The Orb sind all das – und sie vereinigen dabei auf durchaus menschenfreundliche Art die kosmischen Völlegefühle Pink Floyds mit der spinnerten Dub-Forscherei eines Lee Scratch Perry. Alles geschieht innerhalb des gut funktionierenden Modells lascher House-Musik. Das neue Album Moonbuilding 2703 AD bietet auf vier jeweils gut zehnminütigen Tracks genau diese alten Qualitäten.

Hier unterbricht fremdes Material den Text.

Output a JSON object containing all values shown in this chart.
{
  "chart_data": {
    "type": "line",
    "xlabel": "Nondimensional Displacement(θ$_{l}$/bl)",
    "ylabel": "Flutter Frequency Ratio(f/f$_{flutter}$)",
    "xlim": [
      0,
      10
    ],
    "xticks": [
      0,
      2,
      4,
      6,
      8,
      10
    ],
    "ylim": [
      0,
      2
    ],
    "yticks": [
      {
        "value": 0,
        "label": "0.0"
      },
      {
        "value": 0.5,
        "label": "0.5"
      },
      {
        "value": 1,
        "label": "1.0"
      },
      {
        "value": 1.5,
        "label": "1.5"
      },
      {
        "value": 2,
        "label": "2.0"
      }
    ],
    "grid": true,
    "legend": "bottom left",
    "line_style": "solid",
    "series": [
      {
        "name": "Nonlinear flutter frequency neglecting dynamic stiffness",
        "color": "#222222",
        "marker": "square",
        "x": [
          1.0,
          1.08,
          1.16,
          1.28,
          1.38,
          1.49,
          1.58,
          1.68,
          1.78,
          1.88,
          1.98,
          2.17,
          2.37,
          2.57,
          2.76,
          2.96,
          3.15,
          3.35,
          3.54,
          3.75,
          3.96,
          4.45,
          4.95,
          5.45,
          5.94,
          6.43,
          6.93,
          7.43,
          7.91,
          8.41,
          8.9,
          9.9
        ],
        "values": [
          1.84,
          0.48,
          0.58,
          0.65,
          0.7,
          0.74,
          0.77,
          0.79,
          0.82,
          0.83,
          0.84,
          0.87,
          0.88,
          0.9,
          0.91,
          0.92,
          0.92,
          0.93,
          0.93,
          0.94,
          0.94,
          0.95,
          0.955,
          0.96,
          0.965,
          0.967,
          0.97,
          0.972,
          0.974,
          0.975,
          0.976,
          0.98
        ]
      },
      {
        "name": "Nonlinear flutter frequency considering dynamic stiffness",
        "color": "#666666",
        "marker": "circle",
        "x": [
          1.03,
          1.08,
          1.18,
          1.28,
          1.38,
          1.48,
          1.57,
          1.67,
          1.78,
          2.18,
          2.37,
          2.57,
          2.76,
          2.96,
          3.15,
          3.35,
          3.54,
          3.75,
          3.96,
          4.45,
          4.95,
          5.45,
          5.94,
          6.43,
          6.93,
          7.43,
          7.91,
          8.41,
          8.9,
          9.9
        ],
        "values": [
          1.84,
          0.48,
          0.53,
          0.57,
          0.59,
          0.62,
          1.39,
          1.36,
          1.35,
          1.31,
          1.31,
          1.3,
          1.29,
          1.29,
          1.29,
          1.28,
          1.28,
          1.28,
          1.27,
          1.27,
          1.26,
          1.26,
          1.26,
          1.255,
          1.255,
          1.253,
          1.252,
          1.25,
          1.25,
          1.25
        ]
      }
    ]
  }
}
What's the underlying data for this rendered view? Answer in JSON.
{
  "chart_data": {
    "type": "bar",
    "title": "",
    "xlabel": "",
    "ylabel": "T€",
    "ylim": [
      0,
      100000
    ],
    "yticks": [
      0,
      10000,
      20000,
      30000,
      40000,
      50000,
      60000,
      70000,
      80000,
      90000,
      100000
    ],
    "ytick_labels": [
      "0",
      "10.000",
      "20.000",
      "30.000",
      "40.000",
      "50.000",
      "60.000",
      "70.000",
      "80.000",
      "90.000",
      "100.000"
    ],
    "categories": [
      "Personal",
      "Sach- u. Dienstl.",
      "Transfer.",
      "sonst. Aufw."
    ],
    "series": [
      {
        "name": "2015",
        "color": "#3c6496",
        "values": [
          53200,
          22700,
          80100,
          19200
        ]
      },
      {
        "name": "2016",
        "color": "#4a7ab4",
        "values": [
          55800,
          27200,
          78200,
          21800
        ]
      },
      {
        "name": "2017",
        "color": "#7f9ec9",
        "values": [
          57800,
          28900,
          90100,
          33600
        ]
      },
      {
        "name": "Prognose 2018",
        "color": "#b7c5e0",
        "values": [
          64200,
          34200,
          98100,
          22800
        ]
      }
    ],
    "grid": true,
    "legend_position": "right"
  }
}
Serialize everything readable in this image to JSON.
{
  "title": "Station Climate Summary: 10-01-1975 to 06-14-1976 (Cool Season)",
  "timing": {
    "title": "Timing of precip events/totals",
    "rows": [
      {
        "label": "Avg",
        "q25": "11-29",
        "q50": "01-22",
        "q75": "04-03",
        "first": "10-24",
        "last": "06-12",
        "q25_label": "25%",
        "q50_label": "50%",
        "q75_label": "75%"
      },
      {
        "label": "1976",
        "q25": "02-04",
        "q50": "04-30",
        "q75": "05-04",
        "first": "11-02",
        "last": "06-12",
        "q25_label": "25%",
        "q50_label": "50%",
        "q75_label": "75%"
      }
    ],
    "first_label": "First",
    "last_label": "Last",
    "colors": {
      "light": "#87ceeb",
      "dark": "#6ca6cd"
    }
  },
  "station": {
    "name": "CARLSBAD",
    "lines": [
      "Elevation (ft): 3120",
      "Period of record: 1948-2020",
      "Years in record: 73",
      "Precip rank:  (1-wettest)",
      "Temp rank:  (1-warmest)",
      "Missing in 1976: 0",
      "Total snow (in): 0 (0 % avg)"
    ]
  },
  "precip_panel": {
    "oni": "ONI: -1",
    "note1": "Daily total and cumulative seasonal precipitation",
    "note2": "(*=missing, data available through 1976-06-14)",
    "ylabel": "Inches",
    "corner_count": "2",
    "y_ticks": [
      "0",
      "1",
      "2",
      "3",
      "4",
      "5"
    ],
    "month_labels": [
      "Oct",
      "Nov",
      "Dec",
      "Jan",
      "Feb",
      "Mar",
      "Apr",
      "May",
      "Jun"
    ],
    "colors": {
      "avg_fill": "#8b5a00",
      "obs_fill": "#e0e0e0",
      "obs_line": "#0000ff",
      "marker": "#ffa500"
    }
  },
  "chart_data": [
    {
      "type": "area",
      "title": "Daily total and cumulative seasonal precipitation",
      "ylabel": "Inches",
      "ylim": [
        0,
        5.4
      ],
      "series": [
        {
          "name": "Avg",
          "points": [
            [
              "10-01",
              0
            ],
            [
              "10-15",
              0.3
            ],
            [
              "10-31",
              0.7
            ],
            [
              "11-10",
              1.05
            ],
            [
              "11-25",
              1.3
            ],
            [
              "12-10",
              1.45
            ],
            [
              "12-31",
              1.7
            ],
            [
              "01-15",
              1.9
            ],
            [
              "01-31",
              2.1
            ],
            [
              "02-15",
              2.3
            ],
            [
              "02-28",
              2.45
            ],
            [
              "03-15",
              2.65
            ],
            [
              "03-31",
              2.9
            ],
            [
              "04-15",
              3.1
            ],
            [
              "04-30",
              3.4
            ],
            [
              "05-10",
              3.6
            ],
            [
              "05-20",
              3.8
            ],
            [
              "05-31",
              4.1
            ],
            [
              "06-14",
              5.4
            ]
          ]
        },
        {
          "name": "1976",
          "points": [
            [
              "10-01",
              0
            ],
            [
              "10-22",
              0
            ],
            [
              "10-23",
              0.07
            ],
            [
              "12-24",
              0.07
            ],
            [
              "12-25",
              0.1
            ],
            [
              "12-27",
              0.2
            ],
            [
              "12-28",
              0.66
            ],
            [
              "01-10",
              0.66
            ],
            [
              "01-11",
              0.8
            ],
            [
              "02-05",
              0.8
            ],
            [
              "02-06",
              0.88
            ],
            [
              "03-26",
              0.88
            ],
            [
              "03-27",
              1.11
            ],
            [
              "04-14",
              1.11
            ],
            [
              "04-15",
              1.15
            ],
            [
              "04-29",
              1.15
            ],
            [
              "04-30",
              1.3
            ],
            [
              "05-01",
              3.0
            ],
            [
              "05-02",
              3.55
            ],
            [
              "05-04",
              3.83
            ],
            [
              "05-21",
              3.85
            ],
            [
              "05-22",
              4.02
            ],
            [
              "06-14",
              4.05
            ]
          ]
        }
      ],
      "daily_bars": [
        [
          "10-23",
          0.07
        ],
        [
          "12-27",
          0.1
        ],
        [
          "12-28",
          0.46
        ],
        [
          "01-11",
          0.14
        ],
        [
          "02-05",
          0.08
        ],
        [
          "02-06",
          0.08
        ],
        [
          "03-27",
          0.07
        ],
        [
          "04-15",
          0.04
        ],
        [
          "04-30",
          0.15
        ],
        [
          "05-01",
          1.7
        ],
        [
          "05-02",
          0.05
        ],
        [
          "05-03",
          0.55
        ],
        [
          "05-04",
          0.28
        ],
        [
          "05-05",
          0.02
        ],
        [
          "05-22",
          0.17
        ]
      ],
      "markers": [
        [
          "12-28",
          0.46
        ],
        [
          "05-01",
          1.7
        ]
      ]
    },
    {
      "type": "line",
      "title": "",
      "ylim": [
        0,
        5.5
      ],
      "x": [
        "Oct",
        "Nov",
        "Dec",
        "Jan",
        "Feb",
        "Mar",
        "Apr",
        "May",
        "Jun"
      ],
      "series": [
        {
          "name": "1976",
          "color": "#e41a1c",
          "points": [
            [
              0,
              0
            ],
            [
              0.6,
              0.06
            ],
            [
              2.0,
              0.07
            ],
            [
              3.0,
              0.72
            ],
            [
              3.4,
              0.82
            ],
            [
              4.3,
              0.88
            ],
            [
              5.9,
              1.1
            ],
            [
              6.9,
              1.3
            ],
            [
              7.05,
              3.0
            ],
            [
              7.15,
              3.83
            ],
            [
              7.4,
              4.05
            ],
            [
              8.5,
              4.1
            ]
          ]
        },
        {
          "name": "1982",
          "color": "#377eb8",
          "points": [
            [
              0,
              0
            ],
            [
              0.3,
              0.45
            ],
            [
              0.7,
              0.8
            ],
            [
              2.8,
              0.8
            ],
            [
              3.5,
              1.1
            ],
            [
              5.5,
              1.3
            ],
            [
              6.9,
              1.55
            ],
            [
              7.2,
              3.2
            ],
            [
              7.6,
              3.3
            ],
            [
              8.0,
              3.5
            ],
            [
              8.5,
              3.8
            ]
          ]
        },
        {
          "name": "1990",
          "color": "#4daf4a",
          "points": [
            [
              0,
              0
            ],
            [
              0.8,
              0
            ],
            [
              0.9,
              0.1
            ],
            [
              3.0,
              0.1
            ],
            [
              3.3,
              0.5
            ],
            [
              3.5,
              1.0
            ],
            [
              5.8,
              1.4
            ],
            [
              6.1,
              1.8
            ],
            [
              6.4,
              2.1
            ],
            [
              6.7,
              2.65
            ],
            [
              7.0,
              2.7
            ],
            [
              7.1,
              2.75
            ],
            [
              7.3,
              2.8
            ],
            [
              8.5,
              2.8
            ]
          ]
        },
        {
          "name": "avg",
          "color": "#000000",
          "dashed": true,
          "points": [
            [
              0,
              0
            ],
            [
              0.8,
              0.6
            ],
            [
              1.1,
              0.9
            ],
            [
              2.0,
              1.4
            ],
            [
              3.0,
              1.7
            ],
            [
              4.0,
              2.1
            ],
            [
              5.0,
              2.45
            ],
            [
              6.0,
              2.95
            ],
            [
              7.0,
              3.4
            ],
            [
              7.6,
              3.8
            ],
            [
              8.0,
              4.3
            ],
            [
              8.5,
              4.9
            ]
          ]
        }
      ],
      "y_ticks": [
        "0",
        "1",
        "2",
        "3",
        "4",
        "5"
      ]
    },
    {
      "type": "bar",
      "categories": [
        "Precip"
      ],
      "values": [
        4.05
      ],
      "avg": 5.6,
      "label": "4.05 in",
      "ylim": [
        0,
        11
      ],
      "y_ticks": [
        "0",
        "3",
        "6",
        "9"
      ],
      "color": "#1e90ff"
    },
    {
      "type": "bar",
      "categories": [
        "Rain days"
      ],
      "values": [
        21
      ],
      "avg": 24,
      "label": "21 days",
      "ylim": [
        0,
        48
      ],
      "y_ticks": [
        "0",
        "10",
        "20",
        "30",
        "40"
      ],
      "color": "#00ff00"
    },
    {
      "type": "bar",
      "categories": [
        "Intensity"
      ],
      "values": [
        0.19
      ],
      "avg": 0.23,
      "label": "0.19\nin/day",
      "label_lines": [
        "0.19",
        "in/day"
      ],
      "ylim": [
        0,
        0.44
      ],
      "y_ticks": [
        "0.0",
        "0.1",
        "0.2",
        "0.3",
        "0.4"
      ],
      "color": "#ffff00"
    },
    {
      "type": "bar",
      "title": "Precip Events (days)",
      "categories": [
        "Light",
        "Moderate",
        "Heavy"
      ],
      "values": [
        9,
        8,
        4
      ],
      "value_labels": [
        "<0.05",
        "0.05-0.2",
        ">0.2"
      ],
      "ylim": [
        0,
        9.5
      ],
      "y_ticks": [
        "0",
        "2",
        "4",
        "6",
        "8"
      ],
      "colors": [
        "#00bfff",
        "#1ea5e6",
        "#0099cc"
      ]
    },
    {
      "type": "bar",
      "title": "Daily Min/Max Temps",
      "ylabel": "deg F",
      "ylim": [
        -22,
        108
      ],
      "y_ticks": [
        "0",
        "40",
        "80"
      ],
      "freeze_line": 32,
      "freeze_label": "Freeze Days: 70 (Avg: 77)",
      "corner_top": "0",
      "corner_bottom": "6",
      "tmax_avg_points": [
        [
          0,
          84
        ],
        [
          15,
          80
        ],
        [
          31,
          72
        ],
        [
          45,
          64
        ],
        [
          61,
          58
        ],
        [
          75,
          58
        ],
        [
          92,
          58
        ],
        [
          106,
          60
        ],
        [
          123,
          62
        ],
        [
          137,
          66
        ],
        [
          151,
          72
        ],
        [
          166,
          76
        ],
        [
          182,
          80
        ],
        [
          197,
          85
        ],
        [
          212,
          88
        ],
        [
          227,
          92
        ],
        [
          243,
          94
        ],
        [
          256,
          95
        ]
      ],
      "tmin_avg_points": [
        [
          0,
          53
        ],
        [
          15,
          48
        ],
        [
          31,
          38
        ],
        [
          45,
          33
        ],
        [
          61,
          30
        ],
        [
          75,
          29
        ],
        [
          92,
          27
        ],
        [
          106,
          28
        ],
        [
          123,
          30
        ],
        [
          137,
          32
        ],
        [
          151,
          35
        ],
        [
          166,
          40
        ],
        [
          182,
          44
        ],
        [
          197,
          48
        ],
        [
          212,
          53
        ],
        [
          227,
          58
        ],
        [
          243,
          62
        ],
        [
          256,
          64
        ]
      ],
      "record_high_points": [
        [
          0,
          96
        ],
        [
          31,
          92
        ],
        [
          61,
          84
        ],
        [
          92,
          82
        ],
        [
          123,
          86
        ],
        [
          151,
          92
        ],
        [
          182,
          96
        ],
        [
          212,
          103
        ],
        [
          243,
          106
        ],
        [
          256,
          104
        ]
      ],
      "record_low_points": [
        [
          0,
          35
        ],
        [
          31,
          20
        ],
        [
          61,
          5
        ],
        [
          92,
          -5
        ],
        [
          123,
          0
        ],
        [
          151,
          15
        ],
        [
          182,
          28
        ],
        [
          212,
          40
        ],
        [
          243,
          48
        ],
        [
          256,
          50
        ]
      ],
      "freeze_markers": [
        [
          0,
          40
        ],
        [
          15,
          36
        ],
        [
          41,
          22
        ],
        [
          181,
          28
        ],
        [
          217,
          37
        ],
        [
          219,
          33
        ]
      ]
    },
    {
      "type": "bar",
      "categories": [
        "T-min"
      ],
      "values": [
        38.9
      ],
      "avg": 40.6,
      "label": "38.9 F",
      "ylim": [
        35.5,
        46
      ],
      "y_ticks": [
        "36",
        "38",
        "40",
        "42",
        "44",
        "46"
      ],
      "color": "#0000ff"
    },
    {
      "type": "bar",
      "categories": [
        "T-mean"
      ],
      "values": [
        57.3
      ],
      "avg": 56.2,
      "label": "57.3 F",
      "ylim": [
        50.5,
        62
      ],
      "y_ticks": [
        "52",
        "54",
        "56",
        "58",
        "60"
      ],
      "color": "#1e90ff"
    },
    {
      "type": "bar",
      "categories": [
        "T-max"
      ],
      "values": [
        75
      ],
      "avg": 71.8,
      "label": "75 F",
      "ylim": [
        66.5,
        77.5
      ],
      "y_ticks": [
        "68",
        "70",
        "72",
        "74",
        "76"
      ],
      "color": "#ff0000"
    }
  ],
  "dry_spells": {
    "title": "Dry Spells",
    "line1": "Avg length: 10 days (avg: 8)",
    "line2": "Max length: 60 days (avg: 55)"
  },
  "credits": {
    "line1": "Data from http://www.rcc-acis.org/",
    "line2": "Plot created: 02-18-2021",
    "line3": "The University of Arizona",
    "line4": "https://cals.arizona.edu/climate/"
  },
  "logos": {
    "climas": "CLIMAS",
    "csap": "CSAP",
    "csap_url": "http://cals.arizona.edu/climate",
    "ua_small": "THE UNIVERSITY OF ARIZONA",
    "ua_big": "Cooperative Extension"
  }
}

Los geht es mit einem schönen Sample: "First, God does not exist. But don't worry, what does exist is good." Man hört dazu verschlurften Ambient House in edlem Klanggewand. Gekrönt wird der Track dann mit dem schockierenden Satz: "If you believe in evil, then you probably need a whack on the back of the neck with a big fucking stick." Da reißt es selbst den härtesten Kiffer aus seinem Marihuana-Phlegma. The Orb sind nämlich schon auch heimliche Anarchisten. (schach, Rondo, 3.7.2015)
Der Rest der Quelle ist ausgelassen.